LibéToulouse : Hébergement d’urgence : « La moitié des places à Toulouse sont aujourd’hui assurées par des squats »
Mardi soir, les forces de l’ordre sont intervenues pour évacuer un bâtiment de la veille sociale de la ville occupé depuis une journée par des militants de la campagne « Zéro enfants à la rue », portée notamment par le CREA. Familles sans logements, militants et travailleurs sociaux dénoncent l’absence de solution de relogement alors que l’ancien siège de l’URSAF abritant une centaine de personnes va probablement être sujet à une expulsion dans les prochains jours.

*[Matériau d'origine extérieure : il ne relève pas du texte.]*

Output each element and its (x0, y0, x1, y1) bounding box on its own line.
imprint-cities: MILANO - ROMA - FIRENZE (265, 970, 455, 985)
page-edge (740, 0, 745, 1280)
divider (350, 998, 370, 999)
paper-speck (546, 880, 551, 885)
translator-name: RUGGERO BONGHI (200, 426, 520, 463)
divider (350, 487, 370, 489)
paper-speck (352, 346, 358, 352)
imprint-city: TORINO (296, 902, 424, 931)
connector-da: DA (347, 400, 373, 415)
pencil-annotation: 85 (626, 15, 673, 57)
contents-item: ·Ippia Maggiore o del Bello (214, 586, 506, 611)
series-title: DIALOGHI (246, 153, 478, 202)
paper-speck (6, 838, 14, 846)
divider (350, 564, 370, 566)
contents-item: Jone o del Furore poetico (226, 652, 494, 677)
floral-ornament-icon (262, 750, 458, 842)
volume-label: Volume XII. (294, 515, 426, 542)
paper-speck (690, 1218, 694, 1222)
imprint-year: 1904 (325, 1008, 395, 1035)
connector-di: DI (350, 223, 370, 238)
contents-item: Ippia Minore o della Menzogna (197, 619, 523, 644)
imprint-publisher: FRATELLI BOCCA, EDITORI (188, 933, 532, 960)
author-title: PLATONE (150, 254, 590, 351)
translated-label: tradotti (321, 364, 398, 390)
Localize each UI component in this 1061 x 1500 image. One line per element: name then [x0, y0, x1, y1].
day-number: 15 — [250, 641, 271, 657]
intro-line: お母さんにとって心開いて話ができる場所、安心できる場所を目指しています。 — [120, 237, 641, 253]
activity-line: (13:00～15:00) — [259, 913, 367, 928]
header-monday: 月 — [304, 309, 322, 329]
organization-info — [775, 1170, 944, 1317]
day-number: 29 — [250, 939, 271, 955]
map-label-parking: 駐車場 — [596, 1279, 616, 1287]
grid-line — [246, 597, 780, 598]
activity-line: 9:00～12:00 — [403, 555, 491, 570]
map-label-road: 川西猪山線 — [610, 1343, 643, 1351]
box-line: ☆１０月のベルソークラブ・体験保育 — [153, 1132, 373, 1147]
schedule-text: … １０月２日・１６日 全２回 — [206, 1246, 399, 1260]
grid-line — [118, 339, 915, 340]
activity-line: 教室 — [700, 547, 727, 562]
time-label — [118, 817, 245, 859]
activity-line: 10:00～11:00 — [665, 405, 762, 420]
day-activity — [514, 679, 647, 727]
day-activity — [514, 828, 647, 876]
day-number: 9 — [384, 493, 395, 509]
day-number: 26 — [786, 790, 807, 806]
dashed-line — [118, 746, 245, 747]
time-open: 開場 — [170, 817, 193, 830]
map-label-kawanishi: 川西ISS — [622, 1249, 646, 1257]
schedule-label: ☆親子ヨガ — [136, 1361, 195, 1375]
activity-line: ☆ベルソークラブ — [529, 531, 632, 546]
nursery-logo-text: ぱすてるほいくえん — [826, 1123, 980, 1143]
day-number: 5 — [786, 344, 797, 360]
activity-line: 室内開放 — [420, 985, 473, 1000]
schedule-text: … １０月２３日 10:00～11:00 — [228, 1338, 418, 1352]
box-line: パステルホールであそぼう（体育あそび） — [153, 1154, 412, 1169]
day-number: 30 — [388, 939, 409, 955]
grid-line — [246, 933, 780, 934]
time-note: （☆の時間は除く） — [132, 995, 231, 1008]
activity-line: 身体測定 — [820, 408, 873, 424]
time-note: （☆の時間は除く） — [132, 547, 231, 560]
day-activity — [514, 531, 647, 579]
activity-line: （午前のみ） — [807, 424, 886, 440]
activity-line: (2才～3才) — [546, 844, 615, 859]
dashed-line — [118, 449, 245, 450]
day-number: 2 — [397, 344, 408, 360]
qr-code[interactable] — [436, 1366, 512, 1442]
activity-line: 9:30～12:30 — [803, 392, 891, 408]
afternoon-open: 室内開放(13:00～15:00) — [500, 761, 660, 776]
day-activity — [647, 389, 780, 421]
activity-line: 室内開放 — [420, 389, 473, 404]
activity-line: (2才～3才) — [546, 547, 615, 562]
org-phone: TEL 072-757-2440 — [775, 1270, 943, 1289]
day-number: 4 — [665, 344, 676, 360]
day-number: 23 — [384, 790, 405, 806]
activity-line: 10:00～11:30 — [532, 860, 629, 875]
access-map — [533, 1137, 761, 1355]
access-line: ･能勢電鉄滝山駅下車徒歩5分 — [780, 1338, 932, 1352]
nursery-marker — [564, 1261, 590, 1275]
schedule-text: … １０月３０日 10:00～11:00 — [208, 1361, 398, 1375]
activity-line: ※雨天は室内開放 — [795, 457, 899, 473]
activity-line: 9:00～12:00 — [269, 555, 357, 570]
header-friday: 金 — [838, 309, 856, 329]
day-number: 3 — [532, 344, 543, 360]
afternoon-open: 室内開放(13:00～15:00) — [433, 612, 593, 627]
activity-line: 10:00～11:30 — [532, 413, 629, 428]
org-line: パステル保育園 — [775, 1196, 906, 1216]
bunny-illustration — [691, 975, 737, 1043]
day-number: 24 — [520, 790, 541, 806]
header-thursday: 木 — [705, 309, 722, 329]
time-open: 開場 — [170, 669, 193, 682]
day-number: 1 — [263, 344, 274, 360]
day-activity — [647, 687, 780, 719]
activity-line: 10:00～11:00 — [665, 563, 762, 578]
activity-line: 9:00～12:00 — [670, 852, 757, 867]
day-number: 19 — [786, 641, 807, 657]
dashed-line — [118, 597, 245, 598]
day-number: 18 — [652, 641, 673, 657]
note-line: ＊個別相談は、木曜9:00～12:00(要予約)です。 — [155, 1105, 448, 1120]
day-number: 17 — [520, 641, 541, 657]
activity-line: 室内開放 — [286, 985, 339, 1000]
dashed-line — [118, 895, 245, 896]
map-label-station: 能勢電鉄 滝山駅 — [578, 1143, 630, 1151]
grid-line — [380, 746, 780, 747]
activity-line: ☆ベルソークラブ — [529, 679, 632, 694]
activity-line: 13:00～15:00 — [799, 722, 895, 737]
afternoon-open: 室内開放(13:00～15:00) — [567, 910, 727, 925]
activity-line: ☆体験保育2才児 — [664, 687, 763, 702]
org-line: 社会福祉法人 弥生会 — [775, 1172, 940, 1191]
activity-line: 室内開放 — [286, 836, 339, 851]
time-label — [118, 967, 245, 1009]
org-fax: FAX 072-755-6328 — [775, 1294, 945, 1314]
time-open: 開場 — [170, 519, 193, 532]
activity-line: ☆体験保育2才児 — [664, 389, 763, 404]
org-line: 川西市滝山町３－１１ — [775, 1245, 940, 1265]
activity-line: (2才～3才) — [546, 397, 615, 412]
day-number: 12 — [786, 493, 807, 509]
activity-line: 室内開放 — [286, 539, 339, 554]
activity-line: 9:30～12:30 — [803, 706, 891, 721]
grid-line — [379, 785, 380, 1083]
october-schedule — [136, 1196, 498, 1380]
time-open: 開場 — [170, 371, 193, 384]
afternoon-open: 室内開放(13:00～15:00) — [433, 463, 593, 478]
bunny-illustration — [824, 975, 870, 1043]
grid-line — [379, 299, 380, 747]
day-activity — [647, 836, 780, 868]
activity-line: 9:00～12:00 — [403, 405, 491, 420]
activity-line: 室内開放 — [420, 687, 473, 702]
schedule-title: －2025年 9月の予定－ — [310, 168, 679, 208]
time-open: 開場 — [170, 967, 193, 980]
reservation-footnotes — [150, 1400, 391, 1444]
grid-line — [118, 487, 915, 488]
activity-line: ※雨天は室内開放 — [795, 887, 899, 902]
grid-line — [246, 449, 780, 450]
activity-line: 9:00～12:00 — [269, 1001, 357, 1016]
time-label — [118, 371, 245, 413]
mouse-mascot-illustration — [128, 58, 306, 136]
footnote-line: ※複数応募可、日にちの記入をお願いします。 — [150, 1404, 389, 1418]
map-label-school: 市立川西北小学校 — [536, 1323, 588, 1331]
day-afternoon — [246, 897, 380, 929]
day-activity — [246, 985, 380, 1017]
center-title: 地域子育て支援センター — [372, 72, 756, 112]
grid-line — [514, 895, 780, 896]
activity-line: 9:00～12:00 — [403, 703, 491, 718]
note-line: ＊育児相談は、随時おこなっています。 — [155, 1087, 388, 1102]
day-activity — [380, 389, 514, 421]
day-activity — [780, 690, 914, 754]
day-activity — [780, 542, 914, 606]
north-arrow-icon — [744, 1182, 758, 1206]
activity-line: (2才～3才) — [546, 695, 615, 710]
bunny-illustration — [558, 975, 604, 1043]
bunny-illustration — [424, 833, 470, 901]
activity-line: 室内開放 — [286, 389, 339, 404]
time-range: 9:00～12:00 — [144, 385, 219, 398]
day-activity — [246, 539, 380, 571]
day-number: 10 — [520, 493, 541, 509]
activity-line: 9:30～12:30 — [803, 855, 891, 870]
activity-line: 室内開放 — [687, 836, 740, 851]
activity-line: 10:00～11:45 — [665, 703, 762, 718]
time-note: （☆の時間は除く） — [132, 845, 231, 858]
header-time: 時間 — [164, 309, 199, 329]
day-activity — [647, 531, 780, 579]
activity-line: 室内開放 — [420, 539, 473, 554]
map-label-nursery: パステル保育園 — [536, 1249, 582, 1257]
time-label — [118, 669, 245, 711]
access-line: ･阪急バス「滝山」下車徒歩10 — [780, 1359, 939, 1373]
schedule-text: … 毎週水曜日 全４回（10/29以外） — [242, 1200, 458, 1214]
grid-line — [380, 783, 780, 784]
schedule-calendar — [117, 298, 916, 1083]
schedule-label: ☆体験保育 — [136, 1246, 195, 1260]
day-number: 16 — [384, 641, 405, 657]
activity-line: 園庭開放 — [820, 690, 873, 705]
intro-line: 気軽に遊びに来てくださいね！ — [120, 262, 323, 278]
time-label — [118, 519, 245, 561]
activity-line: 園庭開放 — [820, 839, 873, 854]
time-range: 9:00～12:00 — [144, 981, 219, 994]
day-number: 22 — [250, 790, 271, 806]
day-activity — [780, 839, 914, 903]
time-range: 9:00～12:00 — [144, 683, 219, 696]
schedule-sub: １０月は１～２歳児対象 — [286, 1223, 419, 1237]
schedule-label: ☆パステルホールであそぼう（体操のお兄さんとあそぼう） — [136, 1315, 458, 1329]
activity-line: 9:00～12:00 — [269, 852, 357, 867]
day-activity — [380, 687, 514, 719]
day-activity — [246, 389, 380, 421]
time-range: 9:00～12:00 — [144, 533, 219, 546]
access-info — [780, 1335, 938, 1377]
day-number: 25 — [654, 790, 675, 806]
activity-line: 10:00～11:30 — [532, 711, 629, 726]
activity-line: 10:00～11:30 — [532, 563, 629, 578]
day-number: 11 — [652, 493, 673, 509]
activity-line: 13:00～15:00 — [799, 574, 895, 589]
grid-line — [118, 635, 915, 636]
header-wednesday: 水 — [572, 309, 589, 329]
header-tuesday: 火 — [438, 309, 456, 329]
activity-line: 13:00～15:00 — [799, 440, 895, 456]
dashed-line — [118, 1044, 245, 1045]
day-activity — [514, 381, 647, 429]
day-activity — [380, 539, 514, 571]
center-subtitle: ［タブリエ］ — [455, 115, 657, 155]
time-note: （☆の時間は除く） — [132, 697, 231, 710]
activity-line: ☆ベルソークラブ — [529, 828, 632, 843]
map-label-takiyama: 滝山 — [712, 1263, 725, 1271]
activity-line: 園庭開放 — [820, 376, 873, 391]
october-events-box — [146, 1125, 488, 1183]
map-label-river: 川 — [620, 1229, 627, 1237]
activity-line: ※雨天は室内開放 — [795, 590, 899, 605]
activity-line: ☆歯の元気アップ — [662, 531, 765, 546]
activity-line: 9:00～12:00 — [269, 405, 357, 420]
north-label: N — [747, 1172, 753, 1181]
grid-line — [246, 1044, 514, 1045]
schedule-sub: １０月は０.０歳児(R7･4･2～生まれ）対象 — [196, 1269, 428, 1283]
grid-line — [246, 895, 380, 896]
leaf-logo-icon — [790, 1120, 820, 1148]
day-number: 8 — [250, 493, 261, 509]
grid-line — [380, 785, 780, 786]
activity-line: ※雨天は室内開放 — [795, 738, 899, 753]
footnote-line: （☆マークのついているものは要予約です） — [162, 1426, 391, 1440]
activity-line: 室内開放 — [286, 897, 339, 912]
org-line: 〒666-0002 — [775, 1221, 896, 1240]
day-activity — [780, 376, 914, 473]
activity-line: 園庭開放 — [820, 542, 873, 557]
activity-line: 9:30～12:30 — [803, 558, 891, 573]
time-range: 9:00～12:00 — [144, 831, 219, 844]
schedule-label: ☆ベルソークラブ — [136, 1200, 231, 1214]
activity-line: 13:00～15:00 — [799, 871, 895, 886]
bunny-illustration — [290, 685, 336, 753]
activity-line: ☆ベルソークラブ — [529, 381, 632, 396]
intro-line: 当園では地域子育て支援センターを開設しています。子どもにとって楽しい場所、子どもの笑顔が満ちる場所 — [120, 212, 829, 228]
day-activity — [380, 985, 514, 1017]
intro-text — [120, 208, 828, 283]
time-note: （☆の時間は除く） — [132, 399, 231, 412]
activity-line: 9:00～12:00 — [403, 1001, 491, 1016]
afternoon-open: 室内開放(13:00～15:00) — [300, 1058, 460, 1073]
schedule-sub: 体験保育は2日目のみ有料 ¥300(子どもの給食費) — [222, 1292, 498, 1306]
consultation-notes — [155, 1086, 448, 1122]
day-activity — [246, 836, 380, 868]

Occupation contre expulsion
Le bras de fer continue à Toulouse entre les pouvoirs publics et les militants du droit au logement. En effet, après l’expulsion des anciens locaux de l’AFPA, les différents collectifs ont répondu par la réquisition de l’ancien siège de l’URSAF rue Demouilles. A son tour, ce nouveau « squat » de 5600 m2 inoccupé depuis six ans est aujourd’hui sous le coup d’une procédure d’expulsion. « La préfecture a mis la pression sur l’antenne locale de l’URSAF afin de ne nous laisser aucun répit » expliquent les militants qui déplore cette « répression sans qu’aucune solution ne soit proposées à la centaine d’habitants logeant actuellement rue Demouilles. » Une impasse qu’ils ont souhaité dénoncer mardi en occupant le point d’accueil, d’information et d’orientation (PAIO), structure d’accueil de la veille sociale de la municipalité.